Uri Dior, MD, MPH, and a team of investigators conducted a double-blind randomized clinical trial between February 28, 2017, and November 26, 2018. They aimed to compare rates of port-site infections, organ or space infections, and any type of surgical site infections among patients who underwent gynecological laparoscopies and received 1 of 3 types of skin preparation solutions. The team found no solution provided an advantage over the others in reducing infection rates.

Dior and colleagues included patients at least 18 years old who underwent elective operative laparoscopy for the treatment of nonmalignant gynecological disorders. Those allergic to 1 of the skin preparation solutions were excluded, along with patients who had evidence of active infection or those who were unable to attend follow-up.

Patients were randomized at a 1:1:1 ratio to 1 of 3 groups: abdominal preparation with an alcohol-chlorhexidine solution and vaginal and vulvar preparation with aqueous-chlorhexidine solution, abdominal and vaginal and vulvar preparation with aqueous povidone-iodine solution, and abdominal preparation with an alcohol-povidone-iodine solution and vaginal and vulvar preparation with Aqu-PVP-I. Among the patients, 221 were randomized to have their skin prepared preoperatively with water-based povidone-iodine, 220 to alcohol-based povidone-iodine, and 220 to alcohol-based chlorhexidine. The patients were blinded to the solution use.

Staff painted the patient’s abdomen with the chosen solution from the rib margin to the top of the mons and laterally to the mid-point of the iliac crest. The vaginal and vulvar solution covered the mons, vulva, top 4 cm of the inner thighs, vagina, and the visible aspects of the buttocks. Solutions were able to evaporate.

The primary study outcome was to compare the rate of skin port-site infection among the 3 types of skin preparation. The investigators used criteria from the Centers for Disease Control and Prevention to define a skin infection as something occurring within 30 days after surgery, involving only skin or subcutaneous tissue of the incision, and including at least 1 of 4 criteria defined in the guideline. Additional outcomes included organ or space infections and total surgical site infection rates among the 3 types of preparation.

There were 1386 laparoscopies performed during the study. Overall, 640 patients with a mean age of 36.2 years old attended at least 1 follow-up visit and were included in the analysis. Of those included, 91.6% attended the second follow-up visit.

The rate of port-site infection was 10.2%, while the rate of organ or space infection was 6.6% and the rate of any surgical site infection was 16.3%. The odds ratio for infection for alcohol-based chlorhexidine versus water-based povidone-iodine was 1.13 (95% CI, .61-2.08). For alcohol-based chlorhexidine versus alcohol-based povidone-iodine, the odds ratio was 1.34 (95% CI, .71-2.52), while for water-based povidone-iodine versus alcohol-based povidone-iodine was 1.19 (95% CI, .62-2.27).

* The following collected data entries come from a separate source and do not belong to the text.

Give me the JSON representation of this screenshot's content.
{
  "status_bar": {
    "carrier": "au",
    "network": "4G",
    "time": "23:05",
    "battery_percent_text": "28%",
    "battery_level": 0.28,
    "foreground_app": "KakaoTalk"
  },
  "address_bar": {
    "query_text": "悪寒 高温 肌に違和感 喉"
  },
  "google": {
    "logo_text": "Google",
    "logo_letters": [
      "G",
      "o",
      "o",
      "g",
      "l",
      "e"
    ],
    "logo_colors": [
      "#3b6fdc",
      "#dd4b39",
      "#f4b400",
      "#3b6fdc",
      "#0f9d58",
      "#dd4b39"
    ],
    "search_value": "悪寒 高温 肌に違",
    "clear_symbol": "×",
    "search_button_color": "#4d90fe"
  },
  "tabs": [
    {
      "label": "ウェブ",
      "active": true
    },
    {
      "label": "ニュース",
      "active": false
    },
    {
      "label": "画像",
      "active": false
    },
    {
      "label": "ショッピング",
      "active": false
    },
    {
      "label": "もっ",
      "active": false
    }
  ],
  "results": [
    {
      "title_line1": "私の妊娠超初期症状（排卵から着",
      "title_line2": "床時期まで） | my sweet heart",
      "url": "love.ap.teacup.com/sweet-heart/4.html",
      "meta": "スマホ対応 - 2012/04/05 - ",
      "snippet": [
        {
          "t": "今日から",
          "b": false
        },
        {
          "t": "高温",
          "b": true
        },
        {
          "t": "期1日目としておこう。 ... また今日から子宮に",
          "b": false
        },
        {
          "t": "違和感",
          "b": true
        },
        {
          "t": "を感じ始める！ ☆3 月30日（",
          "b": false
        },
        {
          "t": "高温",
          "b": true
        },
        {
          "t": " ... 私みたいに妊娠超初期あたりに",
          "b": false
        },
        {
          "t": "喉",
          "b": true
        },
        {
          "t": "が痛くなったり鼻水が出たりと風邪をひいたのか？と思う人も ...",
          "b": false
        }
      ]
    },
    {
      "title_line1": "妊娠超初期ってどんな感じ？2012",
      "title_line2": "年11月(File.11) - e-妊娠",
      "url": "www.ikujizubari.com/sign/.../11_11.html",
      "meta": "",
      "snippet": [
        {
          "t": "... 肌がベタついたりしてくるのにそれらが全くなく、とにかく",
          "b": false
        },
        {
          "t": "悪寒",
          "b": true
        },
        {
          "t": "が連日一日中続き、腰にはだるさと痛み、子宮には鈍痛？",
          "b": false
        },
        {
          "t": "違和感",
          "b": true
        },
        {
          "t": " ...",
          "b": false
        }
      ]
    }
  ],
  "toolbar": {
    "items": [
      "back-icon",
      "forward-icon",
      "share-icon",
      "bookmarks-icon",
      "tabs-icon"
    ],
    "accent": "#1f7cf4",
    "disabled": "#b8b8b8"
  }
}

Overall, the investigators found surgical site infections were more common than expected. They concluded no skin preparation solution was more advantageous or beneficial compared with other solutions in reducing infection rates.

The study, “Effect of Surgical Skin Antisepsis on Surgical Site Infections in Patients Undergoing Gynecological Laparoscopic Surgery,” was published online in JAMA Surgery.